Winst van exploitant van een Smart- en Growshop terecht gecorrigeerd.
Uitspraak
Gerechtshof Arnhem
vijfde enkelvoudige belastingkamer
nr. 04/00744 (Inkomstenbelasting)
Proces-verbaal mondelinge uitspraak
belanghebbende : [X]
te : [Z]
ambtenaar : de Inspecteur van de Belastingdienst [P]

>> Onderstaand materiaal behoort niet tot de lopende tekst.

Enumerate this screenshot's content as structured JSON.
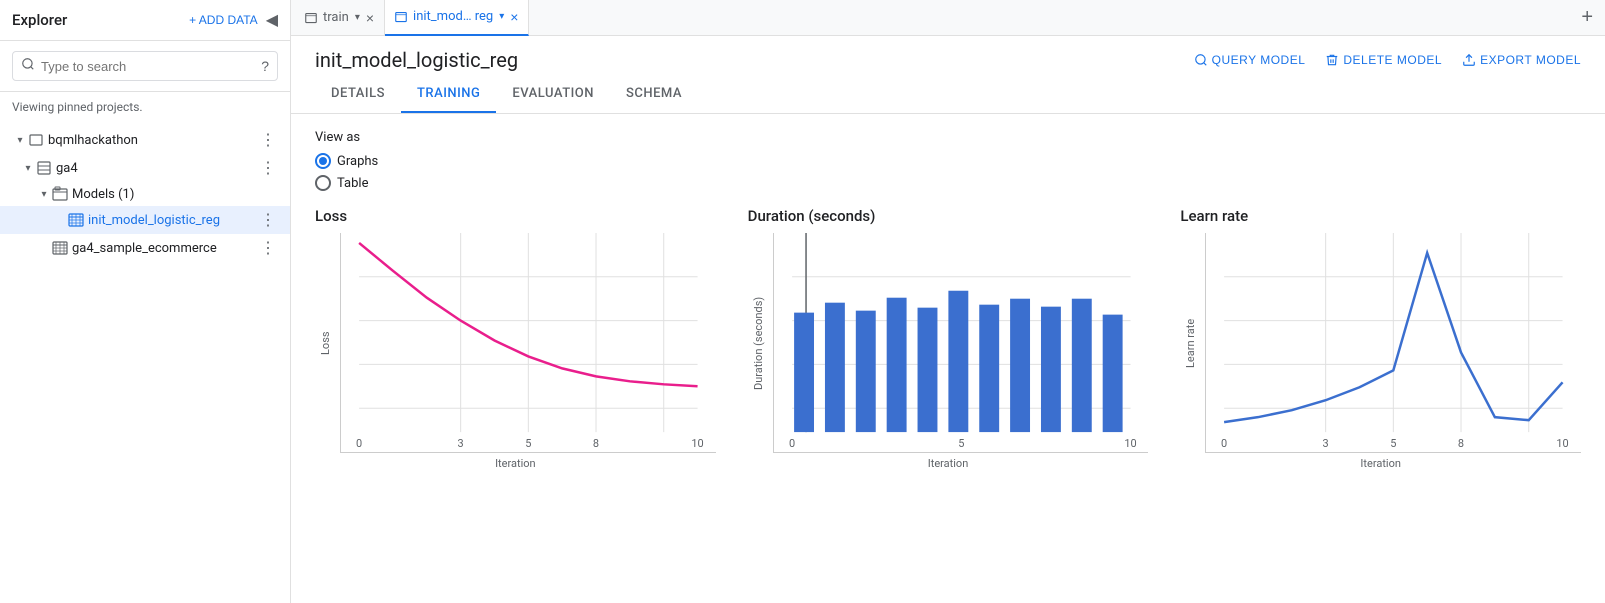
{
  "sidebar": {
    "title": "Explorer",
    "add_data_label": "+ ADD DATA",
    "search_placeholder": "Type to search",
    "pinned_label": "Viewing pinned projects.",
    "tree": [
      {
        "id": "bqmlhackathon",
        "level": 0,
        "label": "bqmlhackathon",
        "type": "project",
        "expanded": true
      },
      {
        "id": "ga4",
        "level": 1,
        "label": "ga4",
        "type": "dataset",
        "expanded": true
      },
      {
        "id": "models",
        "level": 2,
        "label": "Models (1)",
        "type": "models",
        "expanded": true
      },
      {
        "id": "init_model_logistic_reg",
        "level": 3,
        "label": "init_model_logistic_reg",
        "type": "model",
        "selected": true
      },
      {
        "id": "ga4_sample_ecommerce",
        "level": 2,
        "label": "ga4_sample_ecommerce",
        "type": "table"
      }
    ]
  },
  "tabs": [
    {
      "id": "train",
      "label": "train",
      "closable": true
    },
    {
      "id": "init_mod_reg",
      "label": "init_mod… reg",
      "closable": true,
      "active": true
    }
  ],
  "page": {
    "title": "init_model_logistic_reg",
    "actions": {
      "query_model": "QUERY MODEL",
      "delete_model": "DELETE MODEL",
      "export_model": "EXPORT MODEL"
    },
    "nav_tabs": [
      "DETAILS",
      "TRAINING",
      "EVALUATION",
      "SCHEMA"
    ],
    "active_tab": "TRAINING"
  },
  "training": {
    "view_as_label": "View as",
    "view_graphs_label": "Graphs",
    "view_table_label": "Table",
    "selected_view": "Graphs",
    "charts": {
      "loss": {
        "title": "Loss",
        "x_label": "Iteration",
        "y_label": "Loss",
        "x_ticks": [
          "0",
          "3",
          "5",
          "8",
          "10"
        ],
        "data": [
          0.95,
          0.72,
          0.52,
          0.38,
          0.29,
          0.23,
          0.19,
          0.17,
          0.15,
          0.14,
          0.13
        ]
      },
      "duration": {
        "title": "Duration (seconds)",
        "x_label": "Iteration",
        "y_label": "Duration (seconds)",
        "x_ticks": [
          "0",
          "5",
          "10"
        ],
        "bars": [
          0.62,
          0.72,
          0.65,
          0.75,
          0.68,
          0.78,
          0.7,
          0.73,
          0.68,
          0.73,
          0.6
        ]
      },
      "learn_rate": {
        "title": "Learn rate",
        "x_label": "Iteration",
        "y_label": "Learn rate",
        "x_ticks": [
          "0",
          "3",
          "5",
          "8",
          "10"
        ],
        "data": [
          0.05,
          0.08,
          0.12,
          0.18,
          0.28,
          0.45,
          0.9,
          0.55,
          0.15,
          0.12,
          0.3
        ]
      }
    }
  },
  "icons": {
    "search": "🔍",
    "help": "?",
    "add": "+",
    "collapse": "◀",
    "more": "⋮",
    "close": "×",
    "chevron": "▾",
    "expand": "▶",
    "expanded": "▾",
    "query": "🔍",
    "delete": "🗑",
    "export": "↑",
    "table_icon": "⊞",
    "model_icon": "⊞"
  },
  "colors": {
    "primary": "#1a73e8",
    "selected_bg": "#e8f0fe",
    "loss_line": "#e91e8c",
    "duration_bar": "#3b6fcf",
    "learn_rate_line": "#3b6fcf",
    "grid": "#e0e0e0",
    "axis": "#5f6368"
  }
}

aangevallen beslissing : uitspraak op bezwaar
betreft : aanslag inkomstenbelasting/premie volksverzekeringen 2001
nummer : [01.H.16]
mondelinge behandeling : op 15 februari 2005 te Arnhem
waarbij verschenen : [de Inspecteur]
waarbij niet verschenen : belanghebbende met kennisgeving aan het Hof van zijn gemachtigde
gronden:
1. Belanghebbende heeft zich in mei 2001 bij de Kamer van Koophandel als ondernemer ingeschreven en is in een gehuurd pand te [Q] voor eigen rekening een [A-bedrijf] begonnen. Tot 1 september 2001 was hij elders werkzaam in loondienst. Belanghebbende heeft een werknemer in dienst.

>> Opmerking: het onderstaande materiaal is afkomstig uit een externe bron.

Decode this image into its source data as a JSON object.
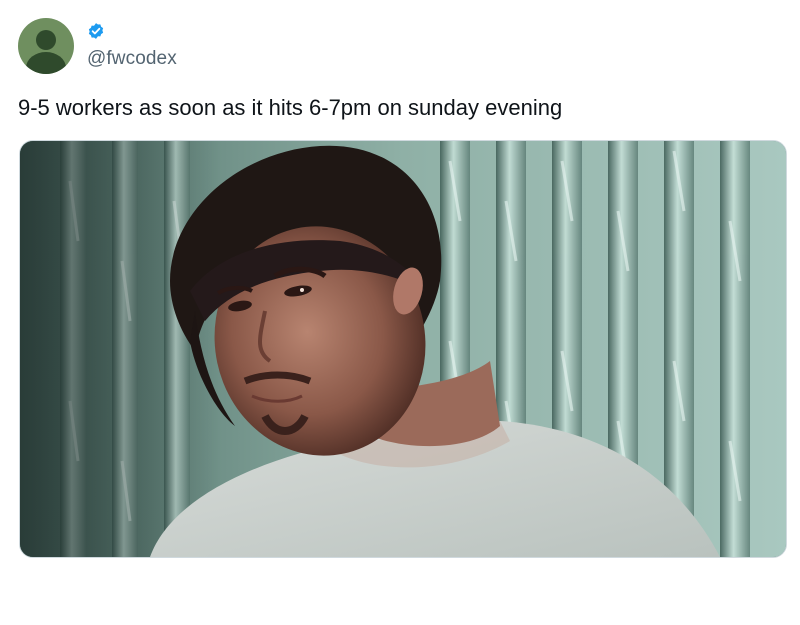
{
  "author": {
    "handle": "@fwcodex",
    "avatar_icon": "default-user-avatar-icon",
    "verified_icon": "verified-badge-icon",
    "verified_color": "#1d9bf0"
  },
  "tweet": {
    "text": "9-5 workers as soon as it hits 6-7pm on sunday evening"
  },
  "media": {
    "type": "image",
    "icon": "meme-image"
  },
  "colors": {
    "text_primary": "#0f1419",
    "text_secondary": "#536471",
    "background": "#ffffff"
  }
}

2. In september 2002 is een boekenonderzoek ingesteld bij belanghebbende, waarvan op 21 november 2002 een rapport is opgemaakt. Onderzocht is de aanvaardbaarheid van de aangiften inkomstenbelasting/premie volksverzekeringen 2001 en omzetbelasting over het tijdvak 1 mei 2001 tot en met 31 december 2001.

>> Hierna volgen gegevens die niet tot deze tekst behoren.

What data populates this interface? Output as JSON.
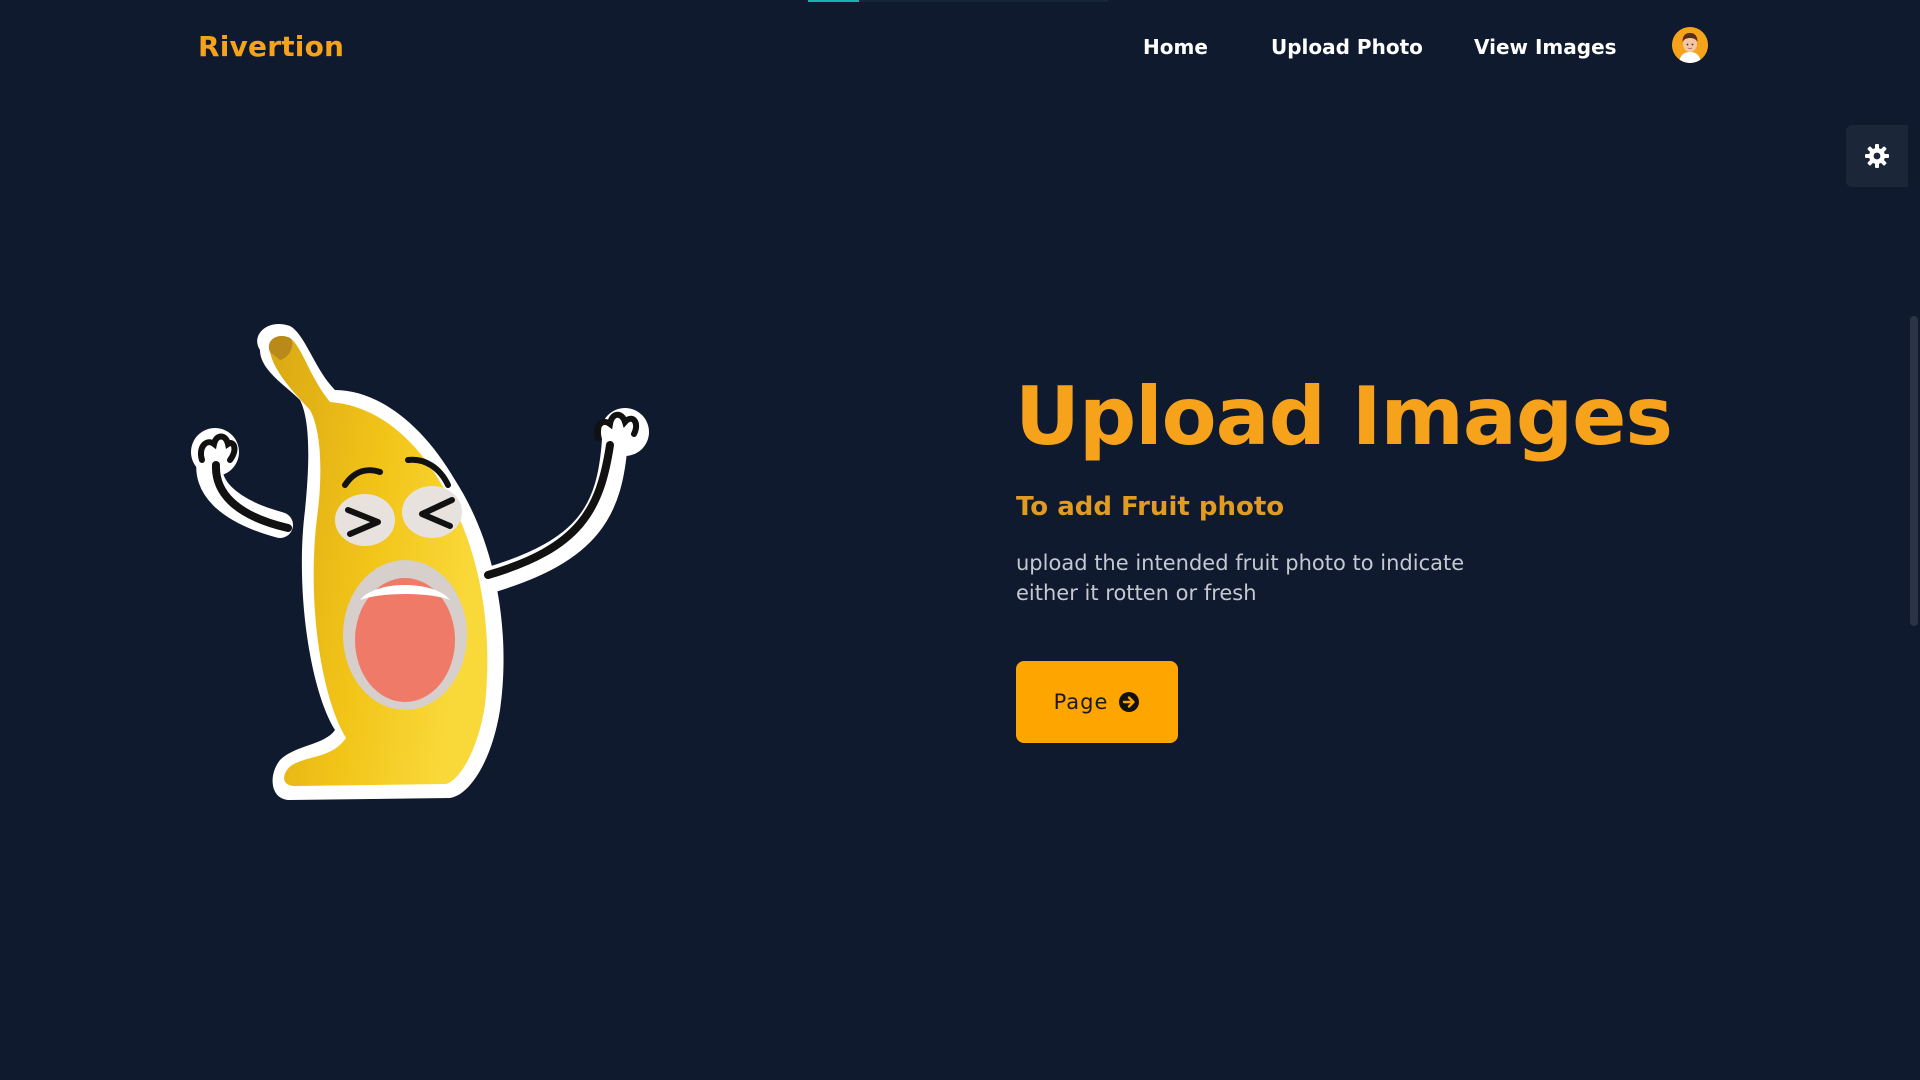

3. In zijn aangifte inkomstenbelasting/premie volksverzekeringen 2001 heeft belanghebbende een belastbaar inkomen uit werk en woning vermeld van negatief f 18 412. Op basis van de uitkomsten van het boekenonderzoek heeft de Inspecteur het in de aangifte inkomstenbelasting/premie volksverzekeringen aangegeven verlies gecorrigeerd met f 7500 meer winst. In de uitspraak op bezwaar is het belastbaar inkomen nader vastgesteld op negatief f 10 912.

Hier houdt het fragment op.